Black and White Scotch Whiskey, photograph, 1924, Archive # MS0367/-02#66 McCoy’s vessel loaded with alcohol.

But the good times can’t last forever, and ultimately McCoy becomes the United States’ most wanted – the number one target of the U.S. government. He is eventually caught in international waters. When captured, McCoy is quoted as saying,  “I have no tale of woe to tell you. I was outside the three-mile limit, selling whisky, and good whisky, to anyone and everyone who wanted to buy.”8 He spent nine months in jail, and when released, he did not return to the rum running business. His time as a rum runner lasted roughly three years.9

Bill McCoy, photograph, 1924, Archive # MS0367/-02#80

McCoy gets a reputation for being fair, honest, and reliable with his customers. He always supplied them with alcohol that was never tampered with or diluted. To quote author Stephen Jones, “McCoy never compromised his product. He never cut his booze.”10 His customers could trust that what McCoy sold was authentic. Historians are not in full agreement about the phrase, “the real McCoy.”11 However, based on Bill McCoy being a bootlegger, there is reason to believe that the phrase came about during this time because of his actions. If you wanted the good stuff, if you wanted the genuine thing, you went to McCoy.  And, he was not a corrupt individual. He was the real deal; he was the real McCoy. 


1 “Prohibition is ratified by the states.” History. November 24, 2009.
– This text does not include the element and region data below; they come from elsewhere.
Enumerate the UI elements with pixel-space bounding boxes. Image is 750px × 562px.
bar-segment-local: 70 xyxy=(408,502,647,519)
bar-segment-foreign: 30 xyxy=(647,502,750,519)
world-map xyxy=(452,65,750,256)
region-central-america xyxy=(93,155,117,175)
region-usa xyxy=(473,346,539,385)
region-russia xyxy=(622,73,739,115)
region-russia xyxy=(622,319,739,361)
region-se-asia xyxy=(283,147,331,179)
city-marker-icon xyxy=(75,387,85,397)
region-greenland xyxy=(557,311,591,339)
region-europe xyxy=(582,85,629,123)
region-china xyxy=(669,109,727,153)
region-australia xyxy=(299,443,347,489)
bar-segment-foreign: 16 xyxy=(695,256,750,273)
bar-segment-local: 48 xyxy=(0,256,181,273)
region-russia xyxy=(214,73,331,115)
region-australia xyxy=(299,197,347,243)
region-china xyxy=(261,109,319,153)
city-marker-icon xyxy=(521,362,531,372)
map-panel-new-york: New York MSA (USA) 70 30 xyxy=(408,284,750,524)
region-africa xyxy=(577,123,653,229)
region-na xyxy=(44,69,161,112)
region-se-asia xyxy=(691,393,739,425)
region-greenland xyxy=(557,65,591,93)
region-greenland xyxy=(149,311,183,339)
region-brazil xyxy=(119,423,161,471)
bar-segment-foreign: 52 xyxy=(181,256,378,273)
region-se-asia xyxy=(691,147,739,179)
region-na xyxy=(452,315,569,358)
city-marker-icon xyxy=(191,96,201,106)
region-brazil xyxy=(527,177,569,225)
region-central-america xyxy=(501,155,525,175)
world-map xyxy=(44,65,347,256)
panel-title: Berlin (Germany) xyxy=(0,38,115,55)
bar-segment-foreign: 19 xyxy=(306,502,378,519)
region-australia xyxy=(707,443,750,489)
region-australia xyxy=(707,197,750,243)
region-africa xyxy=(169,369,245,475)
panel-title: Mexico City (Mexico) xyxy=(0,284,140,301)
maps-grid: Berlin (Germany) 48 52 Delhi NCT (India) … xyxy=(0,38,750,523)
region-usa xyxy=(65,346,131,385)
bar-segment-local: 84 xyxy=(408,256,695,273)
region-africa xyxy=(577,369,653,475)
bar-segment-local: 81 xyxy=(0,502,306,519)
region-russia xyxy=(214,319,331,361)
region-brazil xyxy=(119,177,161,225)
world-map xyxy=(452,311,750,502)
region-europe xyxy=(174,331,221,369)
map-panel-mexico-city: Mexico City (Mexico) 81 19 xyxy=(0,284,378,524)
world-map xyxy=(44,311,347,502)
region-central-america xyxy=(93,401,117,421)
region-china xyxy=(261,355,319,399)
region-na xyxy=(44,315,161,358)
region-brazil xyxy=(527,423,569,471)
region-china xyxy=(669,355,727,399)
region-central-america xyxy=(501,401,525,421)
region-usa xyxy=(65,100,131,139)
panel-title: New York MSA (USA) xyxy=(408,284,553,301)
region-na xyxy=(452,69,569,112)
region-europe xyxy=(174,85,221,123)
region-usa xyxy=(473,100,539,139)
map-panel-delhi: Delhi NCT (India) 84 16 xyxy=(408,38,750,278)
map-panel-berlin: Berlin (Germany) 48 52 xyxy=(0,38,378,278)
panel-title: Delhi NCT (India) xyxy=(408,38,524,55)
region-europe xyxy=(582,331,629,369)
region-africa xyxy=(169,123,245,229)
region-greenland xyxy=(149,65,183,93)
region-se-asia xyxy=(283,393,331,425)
2 “Prohibition of Liquor.” National Constitution Center. Accessed October 7, 2022.

 3The Real McCoy. Telemark Films, 2012.



6Ibid. and “End of the Line for Bill McCoy, King of the Rum-Runners.” This Day in Monmouth County History.

 7“End of the Line for Bill McCoy, King of the Rum-Runners.” This Day in Monmouth County History.


9“The Real McCoy Masterclass Rum Runners of the Prohibition Era.” The Real McCoy Rum. March 16, 2021. Video,

 10The Real McCoy. Telemark Films, 2012.

11Watson, Stephanie. “Why do people call things “the real McCoy”?” How Stuff Works.